First example The Federation is a monopolistic oligarchy. If you have 1 groundbreaking innovation, it earns you a monopoly (e.g. if you make steam engines, no one is allowed to make steam engines with those parameters), and you can get Corporate Family status (which grants members legal immunity). If you have 2 such monopolies and over 10 billion market capitalization value, you can ask to join the Council of Primes (a CF leader is called Prime) that rules the Federation. In terms of decision making, it's like monarchy but with a council of variable size instead of 1 person. Much like you can gain CF status, you lose it if you can't guarantee your product (2 strikes and you're out) or if you go bankrupt. My protag is CF and takes a gamble. If they win, they become Prime, if they lose, they lose CF status, lose their legal immunity, and probably everyone will send assassins after them.

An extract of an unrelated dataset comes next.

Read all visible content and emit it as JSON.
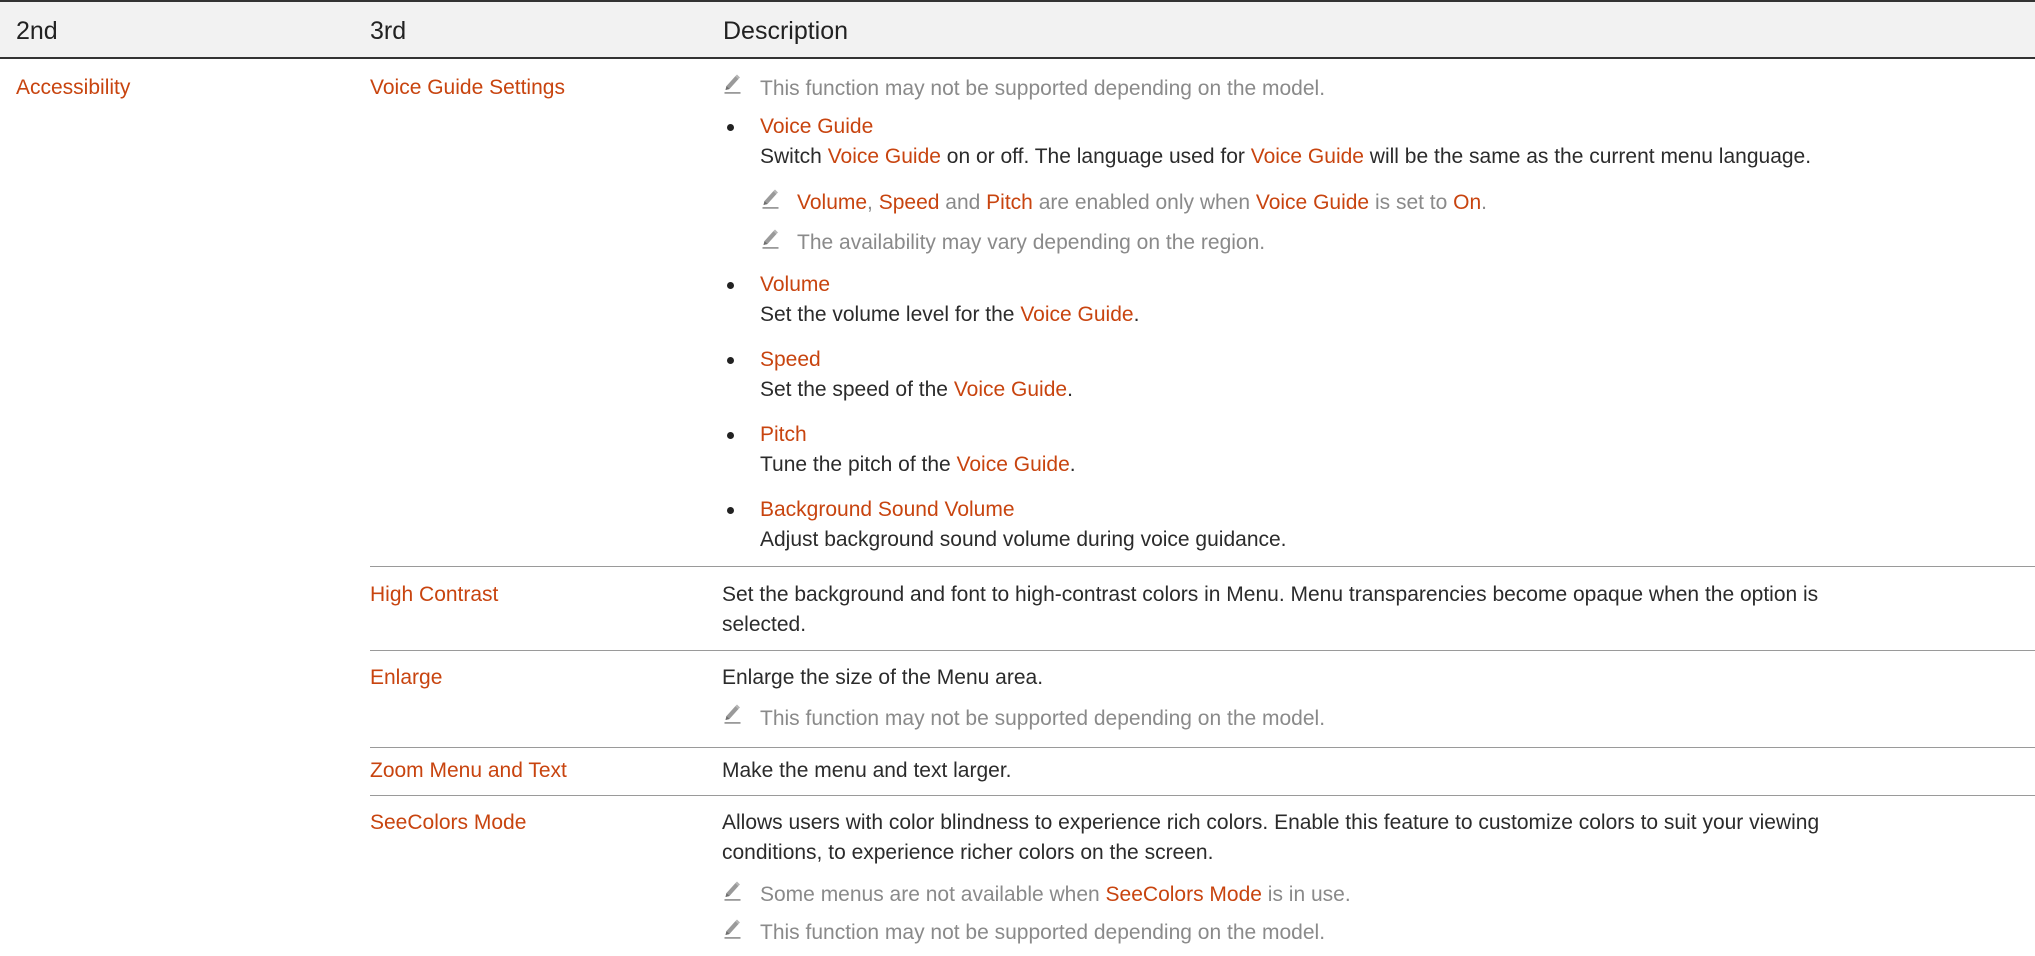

Second example In order to practice the magic, you have to become a sociopath. You take a course for it (it's a horrible course). This also generates the inability to grok human facial expressions. I explained this in dialogue to a trainee by illustrating sociopathic behavior (callousness, promiscuity) and then summarized into one sentence in internal monologue at the end of explanation 'this means sociopathy' (used the actual word). Some readers picked up on the inability to recognize expressions but took the sociopathy as a minor inconvenience.
How would you go about presenting/dramatizing this type of information to make sure readers get it and its exact magnitude?
Did you ever experience a similar situation with reader comprehension before, and how/why?
Are my problems because the worldbuilding is simply too complicated? It doesn't feel like rocket science to me. This stuff isn't new, only the way it's combined is. I purposely chosen terms that mean exactly what it says on the tin. The corporate stuff is what you find in cyberpunk, a dystopian extension of consumerism. Where am I going wrong?
I don't think there's a recipe for this situation so any advice, ideas, and life experience are welcome.